Brown, along with Republican JD Vance, introduced a bill last week, the Railway Safety Act of 2023, that has been hailed by advocates as the most comprehensive in decades.
"If Norfolk Southern had paid a little more attention to safety and a little less attention to its profits — had cared a little more about the Ohioans along its tracks, and a little less about its executives and shareholders — these accidents would not have been as bad, or might not have happened at all," Brown said.
Brown's office said he is working with members of both parties to secure resources for Ohioans and to hold Norfolk Southern accountable for cleaning damage to the community.

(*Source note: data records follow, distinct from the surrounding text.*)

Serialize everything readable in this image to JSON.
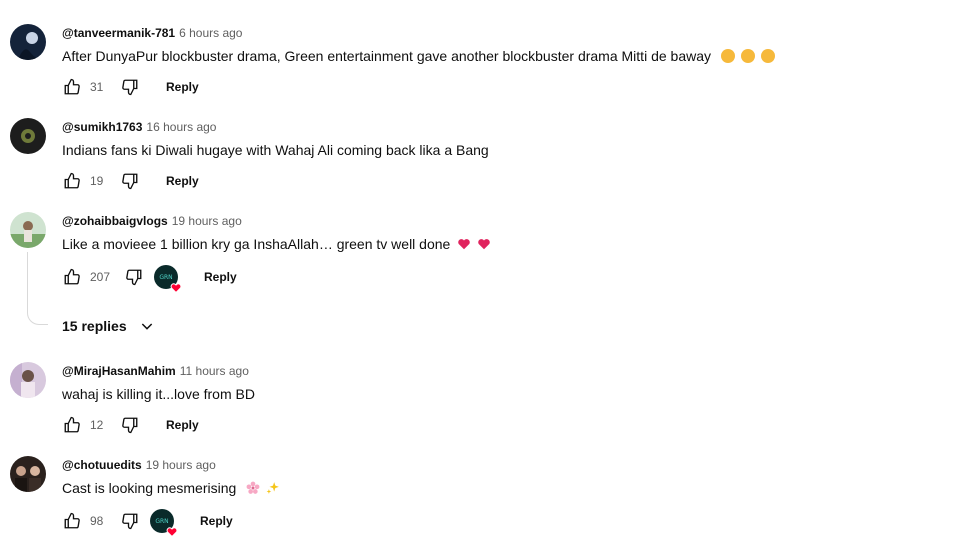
{
  "comments": [
    {
      "author": "@tanveermanik-781",
      "time": "6 hours ago",
      "text": "After DunyaPur blockbuster drama, Green entertainment gave another blockbuster drama Mitti de baway",
      "emojis": [
        "astonished-face-emoji",
        "astonished-face-emoji",
        "astonished-face-emoji"
      ],
      "likes": "31",
      "reply_label": "Reply"
    },
    {
      "author": "@sumikh1763",
      "time": "16 hours ago",
      "text": "Indians fans ki Diwali hugaye with Wahaj Ali coming back lika a Bang",
      "likes": "19",
      "reply_label": "Reply"
    },
    {
      "author": "@zohaibbaigvlogs",
      "time": "19 hours ago",
      "text": "Like a movieee 1 billion kry ga InshaAllah… green tv well done",
      "emojis": [
        "red-heart-emoji",
        "red-heart-emoji"
      ],
      "likes": "207",
      "reply_label": "Reply",
      "creator_hearted": true,
      "replies_label": "15 replies"
    },
    {
      "author": "@MirajHasanMahim",
      "time": "11 hours ago",
      "text": "wahaj is killing it...love from BD",
      "likes": "12",
      "reply_label": "Reply"
    },
    {
      "author": "@chotuuedits",
      "time": "19 hours ago",
      "text": "Cast is looking mesmerising",
      "emojis": [
        "cherry-blossom-emoji",
        "sparkles-emoji"
      ],
      "likes": "98",
      "reply_label": "Reply",
      "creator_hearted": true
    }
  ],
  "colors": {
    "text": "#0f0f0f",
    "secondary": "#606060",
    "heart": "#ff0033"
  },
  "icons": [
    "thumb-up-icon",
    "thumb-down-icon",
    "chevron-down-icon",
    "heart-icon"
  ]
}
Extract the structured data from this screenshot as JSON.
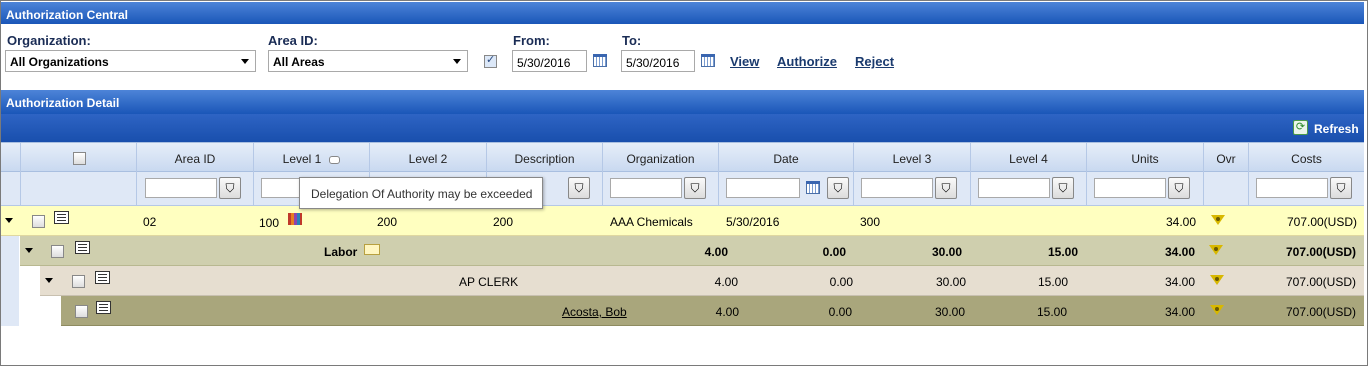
{
  "header": {
    "title": "Authorization Central"
  },
  "filters": {
    "organization_label": "Organization:",
    "organization_value": "All Organizations",
    "area_label": "Area ID:",
    "area_value": "All Areas",
    "from_label": "From:",
    "from_value": "5/30/2016",
    "to_label": "To:",
    "to_value": "5/30/2016",
    "view_link": "View",
    "authorize_link": "Authorize",
    "reject_link": "Reject"
  },
  "detail": {
    "title": "Authorization Detail",
    "refresh_label": "Refresh",
    "columns": [
      "Area ID",
      "Level 1",
      "Level 2",
      "Description",
      "Organization",
      "Date",
      "Level 3",
      "Level 4",
      "Units",
      "Ovr",
      "Costs"
    ],
    "tooltip": "Delegation Of Authority may be exceeded",
    "row1": {
      "area_id": "02",
      "level1": "100",
      "level2": "200",
      "description": "200",
      "organization": "AAA Chemicals",
      "date": "5/30/2016",
      "level3": "300",
      "units": "34.00",
      "costs": "707.00(USD)"
    },
    "row2": {
      "label": "Labor",
      "v1": "4.00",
      "v2": "0.00",
      "v3": "30.00",
      "v4": "15.00",
      "units": "34.00",
      "costs": "707.00(USD)"
    },
    "row3": {
      "label": "AP CLERK",
      "v1": "4.00",
      "v2": "0.00",
      "v3": "30.00",
      "v4": "15.00",
      "units": "34.00",
      "costs": "707.00(USD)"
    },
    "row4": {
      "label": "Acosta, Bob",
      "v1": "4.00",
      "v2": "0.00",
      "v3": "30.00",
      "v4": "15.00",
      "units": "34.00",
      "costs": "707.00(USD)"
    }
  }
}
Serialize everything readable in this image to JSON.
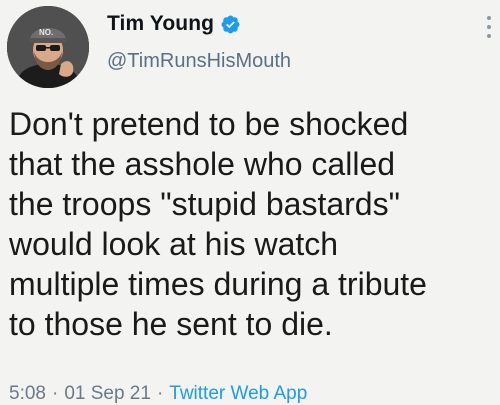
{
  "tweet": {
    "author": {
      "display_name": "Tim Young",
      "handle": "@TimRunsHisMouth",
      "verified": true,
      "avatar_cap_text": "NO."
    },
    "text": "Don't pretend to be shocked\nthat the asshole who called\nthe troops \"stupid bastards\"\nwould look at his watch\nmultiple times during a tribute\nto those he sent to die.",
    "meta": {
      "time": "5:08",
      "date": "01 Sep 21",
      "source": "Twitter Web App",
      "separator": "·"
    },
    "icons": {
      "verified": "verified-badge-icon",
      "more": "more-options-icon"
    },
    "colors": {
      "link": "#1d9bf0",
      "secondary_text": "#5b7083",
      "background": "#f3f3f1"
    }
  }
}
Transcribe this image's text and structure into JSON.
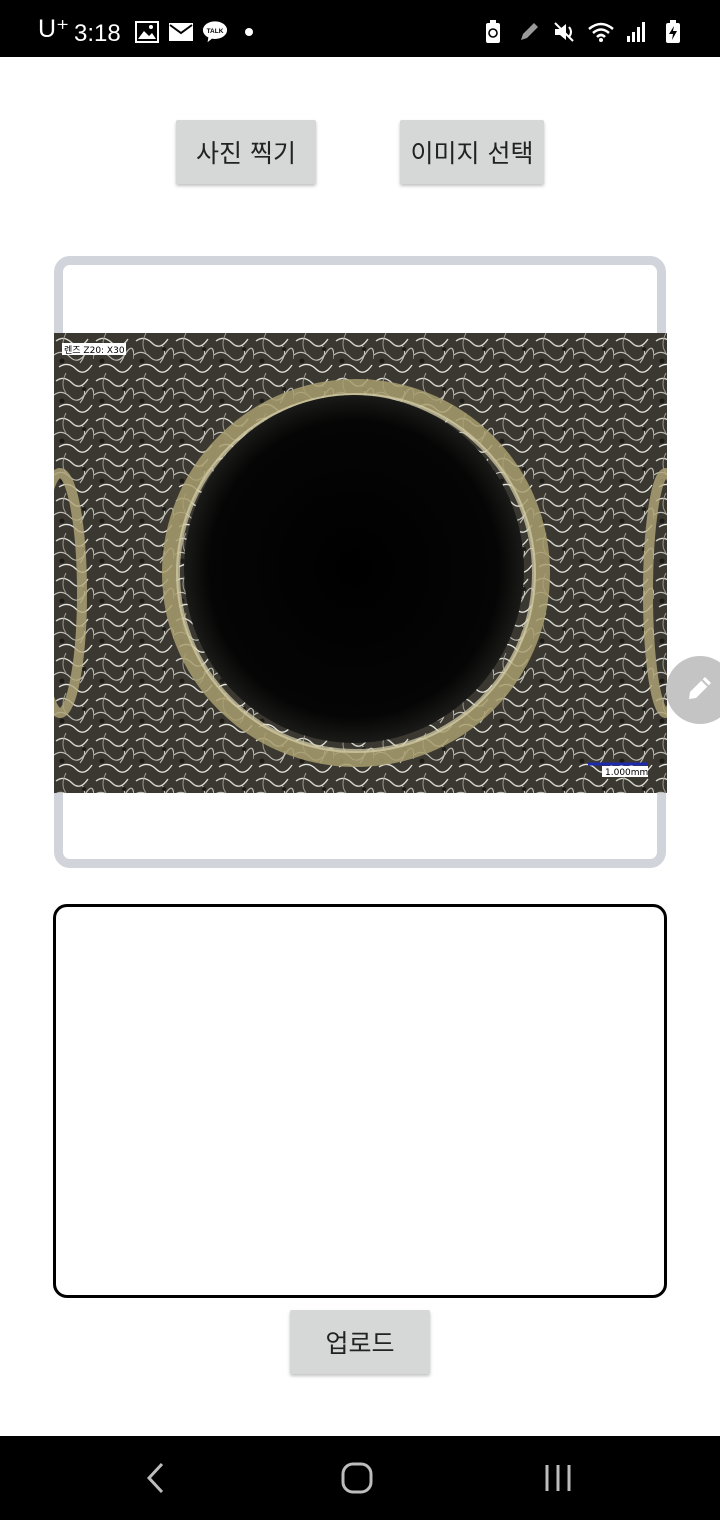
{
  "status_bar": {
    "carrier": "U⁺",
    "time": "3:18",
    "left_icons": [
      "gallery-icon",
      "email-icon",
      "kakaotalk-icon",
      "dot-icon"
    ],
    "right_icons": [
      "battery-saver-icon",
      "pen-icon",
      "mute-icon",
      "wifi-icon",
      "signal-icon",
      "battery-icon"
    ]
  },
  "toolbar": {
    "camera_label": "사진 찍기",
    "select_label": "이미지 선택"
  },
  "preview": {
    "caption": "렌즈 Z20: X30",
    "scale_label": "1.000mm"
  },
  "description": {
    "value": "",
    "placeholder": ""
  },
  "upload": {
    "label": "업로드"
  },
  "colors": {
    "button_bg": "#d6d7d7",
    "frame_border": "#d1d5db",
    "fab_bg": "#c4c4c4",
    "status_bar_bg": "#000000",
    "nav_bar_bg": "#000000",
    "scale_bar": "#1e2ab0"
  },
  "nav_bar": {
    "icons": [
      "back-icon",
      "home-icon",
      "recent-apps-icon"
    ]
  }
}
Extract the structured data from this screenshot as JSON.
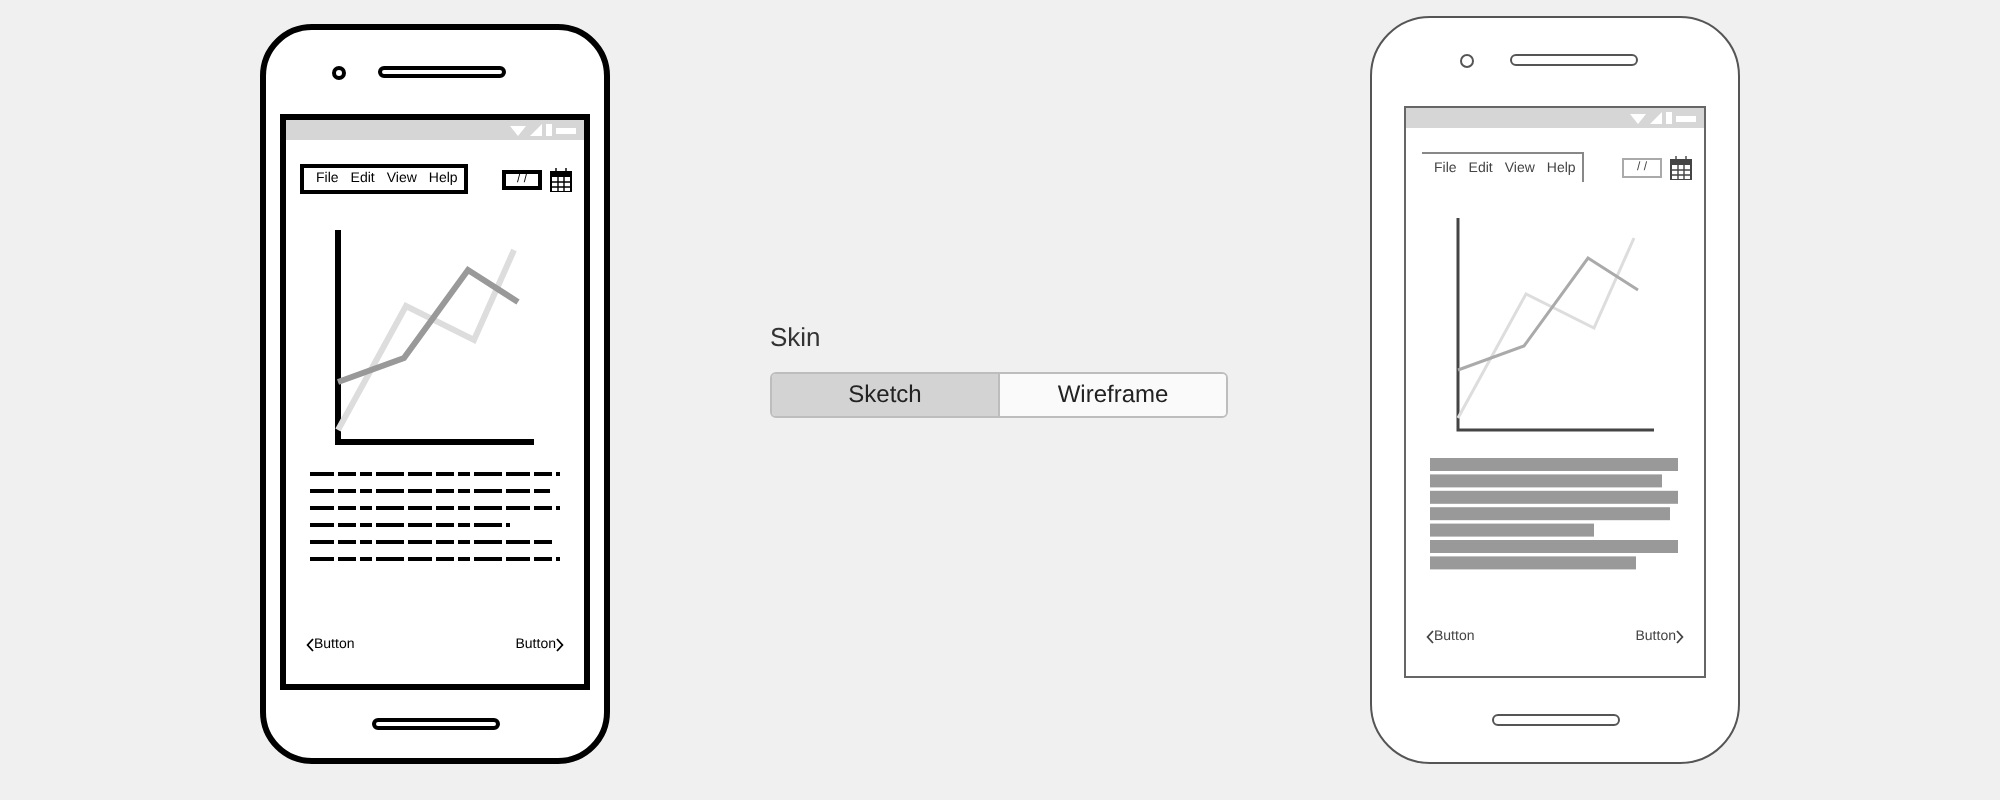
{
  "phones": [
    {
      "kind": "sketch",
      "menu": [
        "File",
        "Edit",
        "View",
        "Help"
      ],
      "date_field": "/ /",
      "buttons": [
        "Button",
        "Button"
      ]
    },
    {
      "kind": "wireframe",
      "menu": [
        "File",
        "Edit",
        "View",
        "Help"
      ],
      "date_field": "/ /",
      "buttons": [
        "Button",
        "Button"
      ]
    }
  ],
  "skin": {
    "label": "Skin",
    "options": [
      {
        "label": "Sketch",
        "selected": true
      },
      {
        "label": "Wireframe",
        "selected": false
      }
    ]
  }
}
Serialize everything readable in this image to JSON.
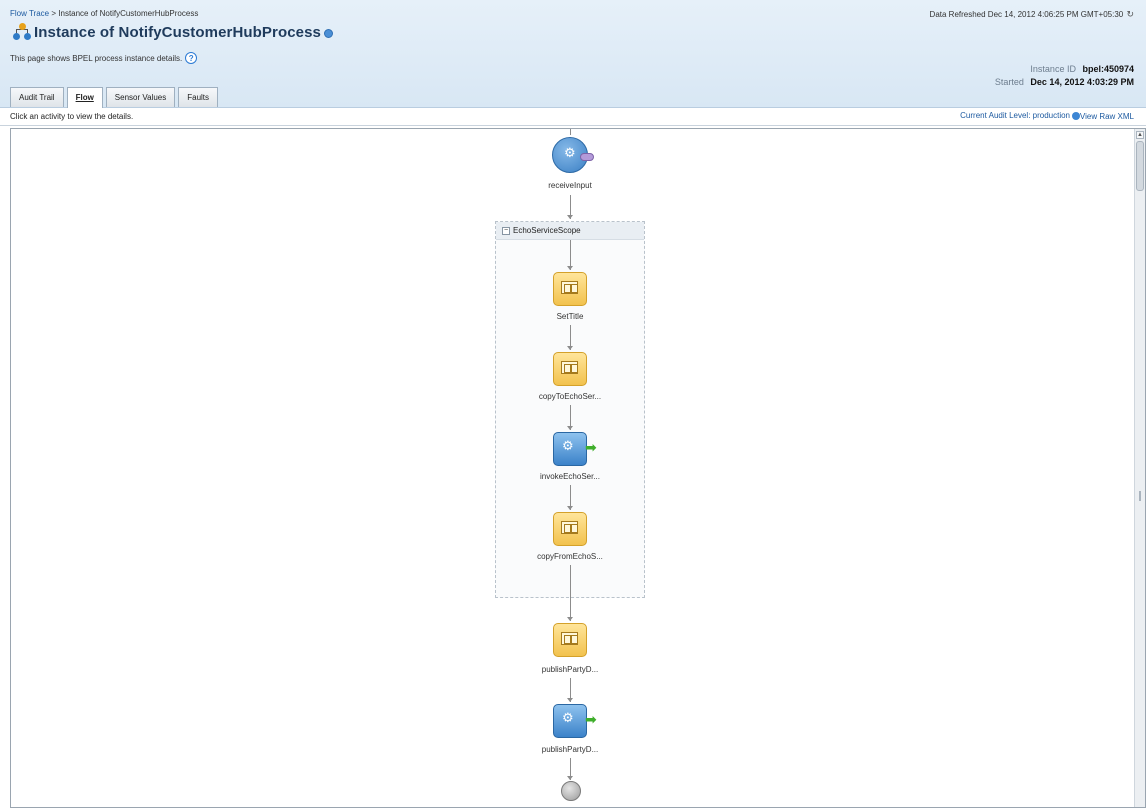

Both senators have visited East Palestine and have been meeting with residents there.
"It shouldn't take a train derailment for elected officials to put partisanship aside and work together for the people we serve — not corporations like
Norfolk Southern," Brown said, stating the industry has opposed attempts at safety standards. "Lobbyists for the rail companies spent years fighting every effort to strengthen rules to make our trains and rail lines safer. Now Ohioans are paying the price."
Vance urged his fellow Republicans to get behind the legislation.
"I worry that there has been a movement in my party and in my movement in response to the legislation that I've proposed that would not hold Norfolk Southern or the rail industry accountable ... And now [the railroad industry is] claiming before the Senate and the House that our reasonable regulation, our reasonable legislation is somehow a violation of the free market?" Vance said. "Well pot, meet the kettle, because that doesn't make an ounce of sense. You cannot claim special government privileges, you cannot ask the government to bail you out, and then resist basic public safety."
Vance said his party needs to be the "party of working people."
"But now we are faced with a choice, with this legislation and how we respond to this crisis, do we do the bidding of a massive industry that is in bed with big government, or do we do the bidding of the people who elected us to the Senate and to the Congress in the first place?" he said. "I believe that we are the party of working people, but it's time to be the party of working people. We have a choice. Are we for big business and big government or are we for the people of East Palestine? It's a time for choosing. Let's make the right one."